O ex-presidente Jair Bolsonaro foi submetido a uma bateria de exames neurológicos nesta quarta-feira (7), após sofrer uma queda na sala onde cumpre pena, na Superintendência da Polícia Federal em Brasília. Os procedimentos foram realizados no hospital particular DF Star e incluem Tomografia Computadorizada de Crânio, Ressonância Magnética de Crânio e Eletroencefalograma.

Os exames, solicitados pela defesa do ex-presidente e autorizados pelo ministro do Supremo Tribunal Federal (STF) Alexandre de Moraes, visam avaliar de forma abrangente a condição da cabeça e do cérebro de Bolsonaro. Cada um possui uma função específica no diagnóstico médico.

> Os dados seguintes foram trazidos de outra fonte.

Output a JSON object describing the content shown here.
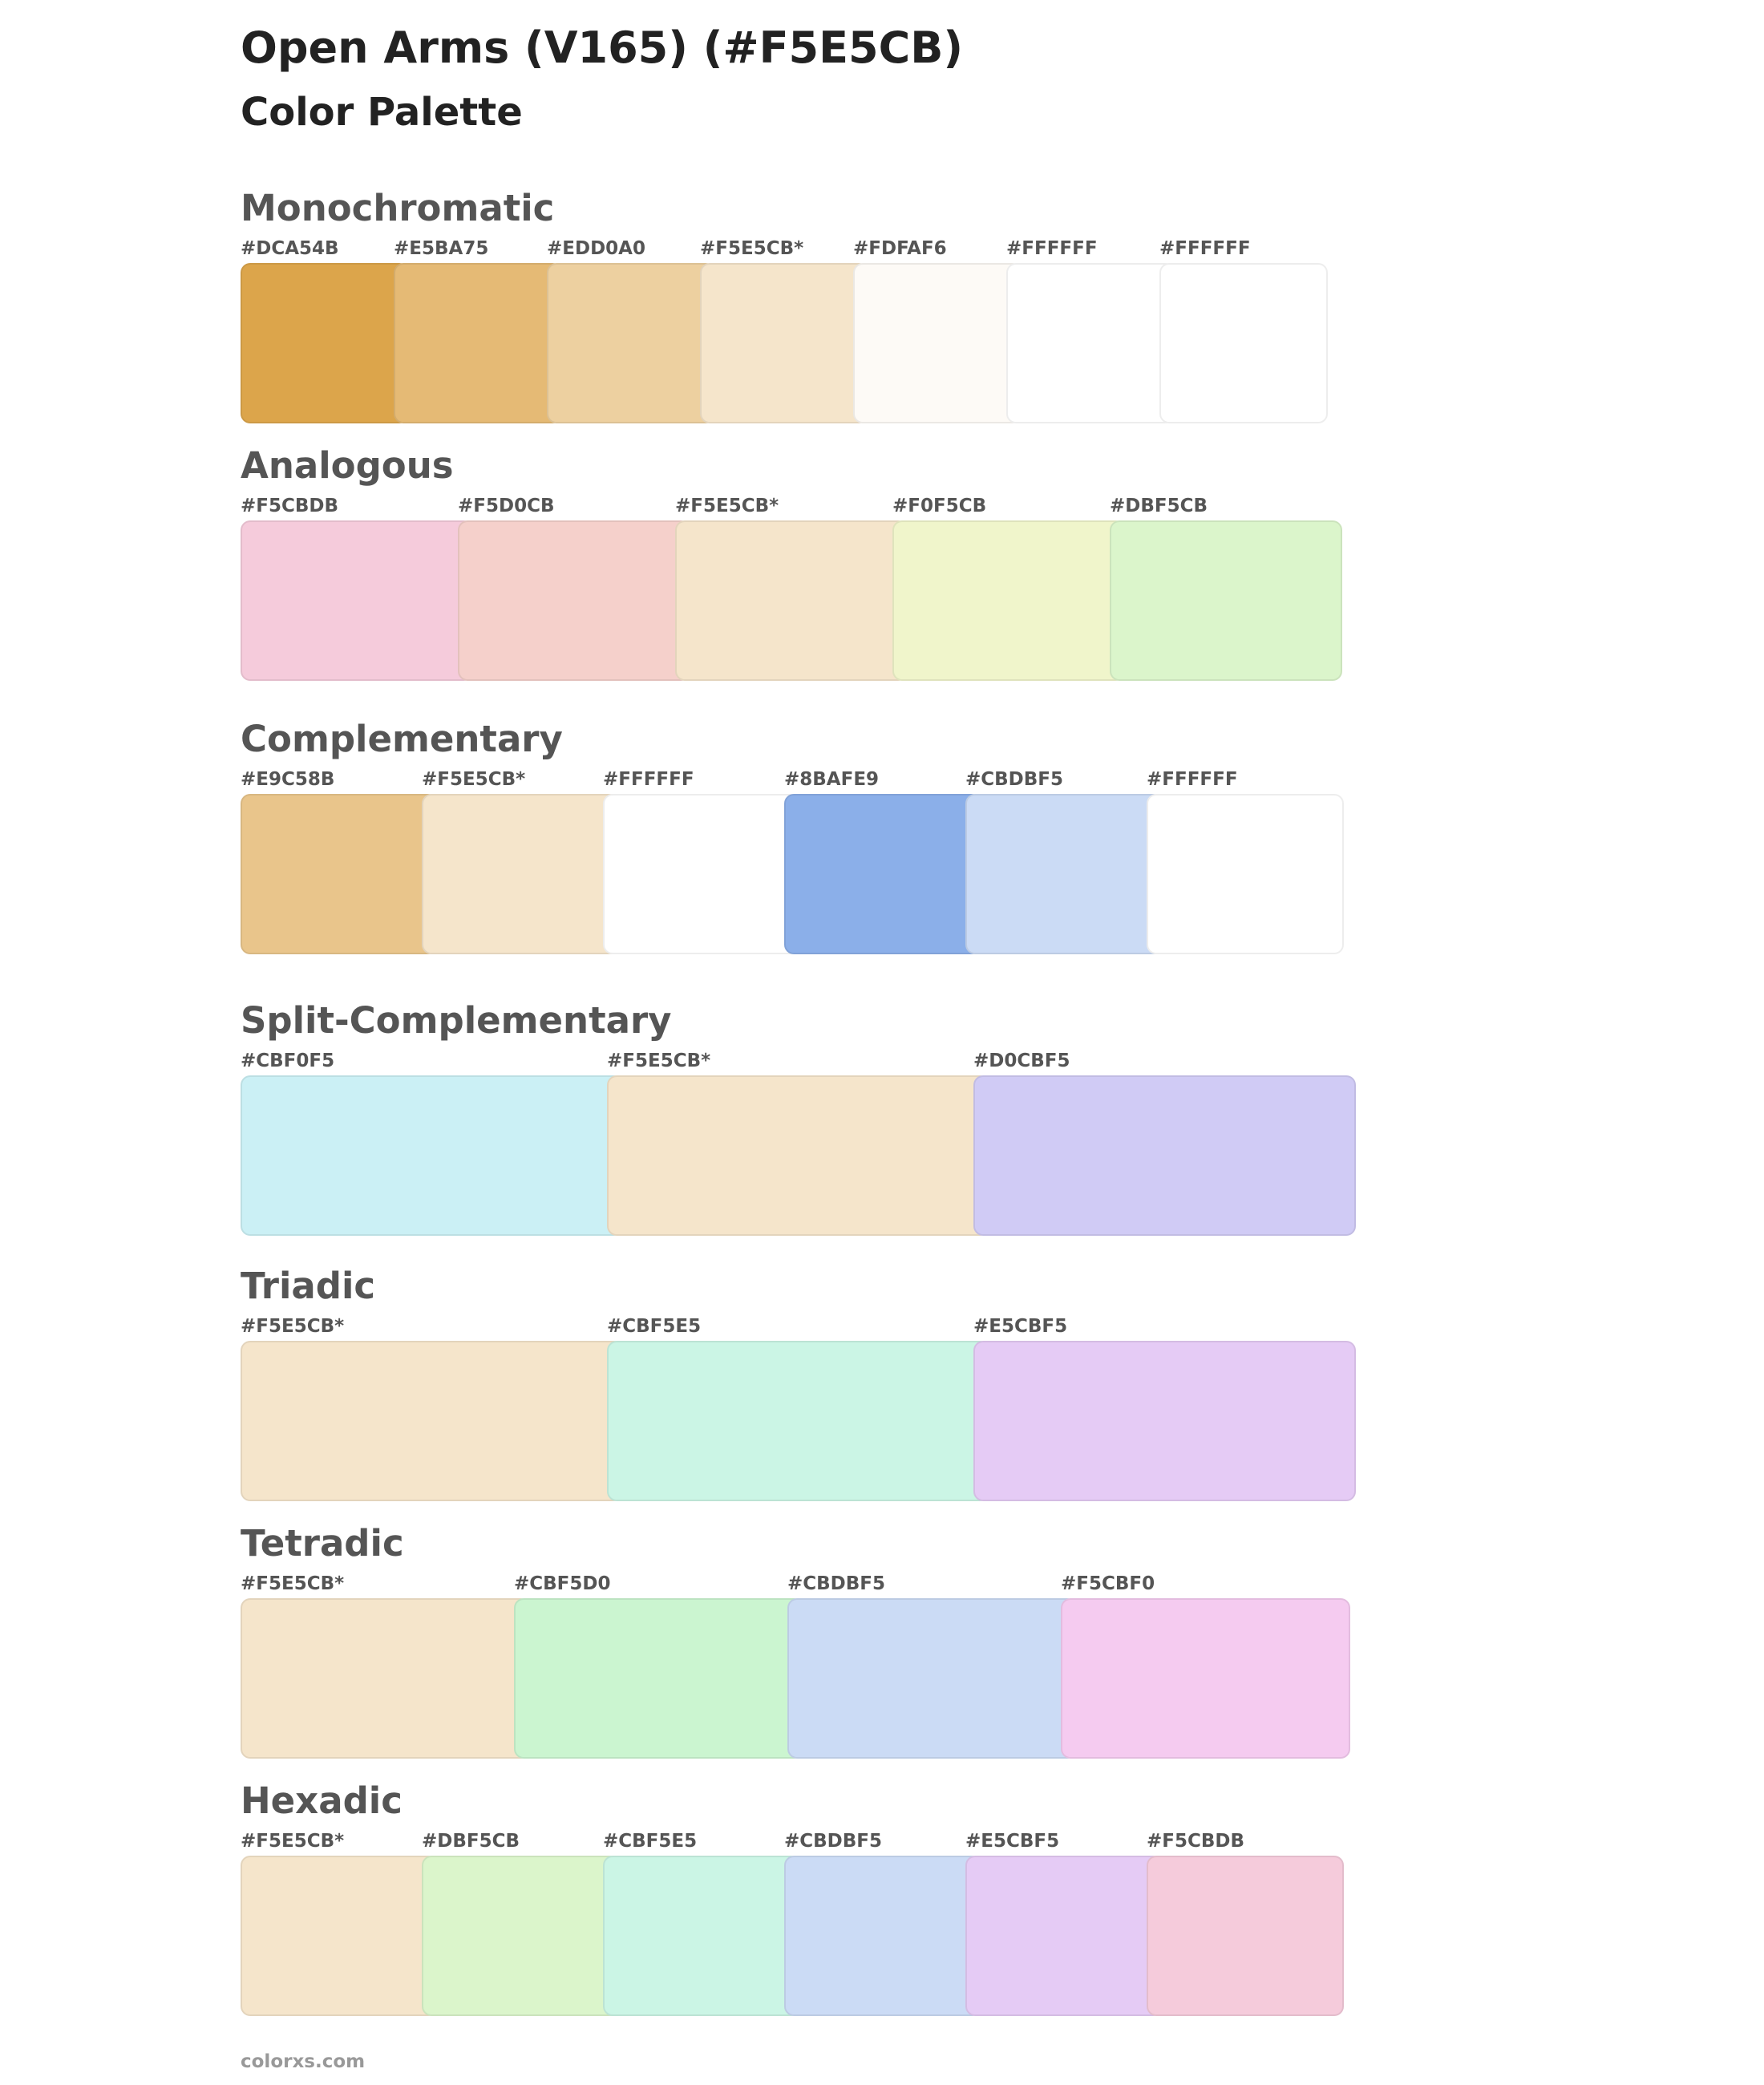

Tomografia Computadorizada de Crânio

Este exame de imagem utiliza raios-X e tecnologia computadorizada para gerar cortes detalhados da cabeça. É fundamental para identificar fraturas ósseas, hemorragias, coágulos, tumores e outras alterações estruturais. Por sua rapidez, é frequentemente o primeiro exame solicitado em casos de trauma craniano, além de ser usado para acompanhar a evolução de doenças e planejar cirurgias. O paciente deita em uma maca que se move através de um equipamento em formato de túnel, podendo ser necessário o uso de contraste. O procedimento é rápido, durando poucos minutos, e exige que o paciente permaneça imóvel.

Ressonância Magnética de Crânio

A Ressonância Magnética emprega um campo magnético e ondas de rádio (sem radiação ionizante) para produzir imagens extremamente detalhadas do cérebro e das estruturas internas da cabeça. É o exame de escolha para avaliar condições como tumores, aneurismas, acidentes vasculares cerebrais (AVC), inflamações e doenças como a esclerose múltipla. Também é crucial para monitorar tratamentos e planejar intervenções cirúrgicas. Durante o exame, que dura cerca de 30 minutos, o paciente fica dentro de um túnel magnético, podendo receber um contraste à base de gadolínio. O equipamento é barulhento e a imobilidade é essencial.

Eletroencefalograma

Diferente dos exames de imagem, o Eletroencefalograma (EEG) registra a atividade elétrica do cérebro. Para isso, eletrodos são fixados no couro cabeludo do paciente com um gel condutor. Este exame é vital para diagnosticar epilepsia, alterações do nível de consciência, distúrbios do sono, encefalites e sequelas de AVC. Também pode ser utilizado para indicar morte cerebral ou monitorar a profundidade da anestesia durante procedimentos. O paciente é submetido a estímulos simples, como abrir e fechar os olhos, enquanto a atividade cerebral é registrada por um período que varia de 20 a 40 minutos.

Sinergia dos Exames

A combinação dos três exames oferece uma visão completa e multidimensional da saúde cerebral. Enquanto a Tomografia é excelente para visualizar estruturas ósseas e sangramentos agudos, a Ressonância Magnética detalha com precisão os tecidos moles e lesões neurológicas mais complexas. Já o Eletroencefalograma complementa essa análise estrutural com uma avaliação funcional, mostrando como o cérebro está trabalhando eletricamente. Juntos, eles fornecem informações fundamentais para um diagnóstico preciso e para a definição do plano de tratamento mais adequado.

Contexto da Queda

Segundo o cirurgião Claudio Birolini, Bolsonaro se sentiu mal, caiu da cama onde dorme e sofreu um traumatismo cranioencefálico (TCE) leve. O incidente ocorreu seis dias após o ex-presidente receber alta de outros procedimentos médicos para tratar uma hérnia e um quadro de soluços. Conforme apurado pela TV Globo, Bolsonaro não teria pedido ajuda imediata aos agentes da PF, e a lesão foi identificada apenas no dia seguinte. Após avaliação inicial, o médico recomendou observação.

A Polícia Federal emitiu uma nota confirmando o atendimento médico após a queda na madrugada. O médico da corporação constatou ferimentos leves e, inicialmente, não identificou necessidade de encaminhamento ao hospital, recomendando apenas observação. Posteriormente, a PF informou que um eventual encaminhamento dependeria de autorização do STF, o que foi concedido para a realização dos exames.